One example of the benefit of optimally orienting a well trajectory with respect to the in situ stress field is in the case of a naturally fractured reservoir, where the flow properties of the natural fractures (which may have random or multiple orientations) depend on their orientation with respect to the principal stresses. In many cases the most permeable fractures in the earth are the subset of fractures that are optimally oriented for slip under the current stress field. In any case, the orientations of the natural fractures most likely to be permeable (the optimally oriented fractures) can be determined if the stress orientations and magnitudes are known. Because wells drilled perpendicular to the optimally oriented fractures will intersect the greatest number of these fractures and thus will have the highest likelihood of maximizing fluid flow connectivity to those fractures, it is possible simply by knowing the magnitudes and orientations of the stresses to select the best well orientation to maximize fluid flow between the well and the natural fractures in the earth.

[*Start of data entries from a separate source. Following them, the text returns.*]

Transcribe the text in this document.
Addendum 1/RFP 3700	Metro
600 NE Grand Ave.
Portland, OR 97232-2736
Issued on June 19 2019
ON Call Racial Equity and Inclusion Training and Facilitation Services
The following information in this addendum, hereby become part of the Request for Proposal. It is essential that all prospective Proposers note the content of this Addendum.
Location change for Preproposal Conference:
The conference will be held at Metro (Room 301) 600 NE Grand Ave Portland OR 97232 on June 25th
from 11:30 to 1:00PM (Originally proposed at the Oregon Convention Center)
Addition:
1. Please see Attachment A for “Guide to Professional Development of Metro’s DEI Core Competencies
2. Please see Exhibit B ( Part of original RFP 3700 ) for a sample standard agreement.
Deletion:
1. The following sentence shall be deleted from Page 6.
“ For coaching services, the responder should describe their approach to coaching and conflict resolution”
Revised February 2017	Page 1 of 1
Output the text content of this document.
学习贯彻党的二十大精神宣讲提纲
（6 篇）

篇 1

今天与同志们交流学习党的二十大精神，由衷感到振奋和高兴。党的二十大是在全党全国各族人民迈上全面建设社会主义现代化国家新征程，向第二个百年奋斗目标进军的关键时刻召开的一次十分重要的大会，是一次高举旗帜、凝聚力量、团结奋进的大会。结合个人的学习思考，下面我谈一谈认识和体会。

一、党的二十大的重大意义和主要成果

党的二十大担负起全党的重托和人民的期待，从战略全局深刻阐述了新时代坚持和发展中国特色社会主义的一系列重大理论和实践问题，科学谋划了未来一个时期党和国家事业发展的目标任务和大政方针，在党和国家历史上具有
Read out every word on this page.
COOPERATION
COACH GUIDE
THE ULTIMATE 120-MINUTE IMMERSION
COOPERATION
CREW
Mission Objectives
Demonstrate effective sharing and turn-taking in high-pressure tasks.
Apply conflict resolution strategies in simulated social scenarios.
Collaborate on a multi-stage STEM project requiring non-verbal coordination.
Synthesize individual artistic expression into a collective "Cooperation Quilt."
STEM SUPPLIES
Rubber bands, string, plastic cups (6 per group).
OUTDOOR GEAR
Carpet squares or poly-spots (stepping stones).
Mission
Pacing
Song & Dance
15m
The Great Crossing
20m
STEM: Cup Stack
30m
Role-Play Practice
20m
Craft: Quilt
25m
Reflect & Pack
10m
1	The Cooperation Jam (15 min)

In many cases, maximizing productivity or injectivity requires maximizing connections to natural fractures. In other cases, it is preferred to minimize connections to permeable fractures. Wells that achieve this latter objective have orientations that can also be computed using known techniques, but only if the stress magnitudes and orientations are known. Since stresses vary locally, it is advantageous in either case to have a method to determine the stresses and their orientations while the well is being drilled and to have the ability to change the well orientation if the stresses change. Knowing the stresses and their orientations then allows identifying in the current well on a foot-by-foot basis the degree of connection of the well to naturally permeable fractures, which in turn allows in either case selection of the best locations for perforations in cased and perforated wells.
Another example of the benefit of optimally orienting a well is in the case of a well that is to be completed by stimulation using hydraulic fracturing. Hydraulic fractures are known to propagate in most earth materials in directions such that they are perpendicular to the least principal stress. Therefore, wells that are drilled parallel to the least principal stress (SHmin), when stimulated using hydraulic fracturing, will have fractures that are perpendicular to the well axis. In a cased and perforated well, selectively perforating at discrete intervals and selectively stimulating each interval separately will result in a series of parallel fractures extending radially away from the well. This is optimal in certain circumstances to efficiently achieve maximum production from a field (or, in the case of so-called disposal wells, to achieve maximum injectivity for fluid disposal). In other cases, it is desirable to drill a well such that a single fracture is created by hydraulically stimulating the well that lies along the well axis. In this case, it is desirable to drill the well parallel to the intermediate or to the greatest principal stress. Wells drilled in orientations that deviate only a small amount from these optimal orientations will be much more difficult to stimulate, and will have geometries of the induced fractures that are significantly different from the desired geometries. Because stresses can vary locally, it is desirable to know on a localized basis (e.g., foot-by-foot) the local orientation of the stress field, so that fracture stimulations can be selectively carried out only where the well has the best orientation with respect to the local in situ stress field to achieve the desired result.
Although these and other advantages to optimally orienting wellbores relative to stress fields are known to persons of ordinary skill in the art, there remains an unmet demand for improvement in the manner by which wellbores can be so optimally oriented.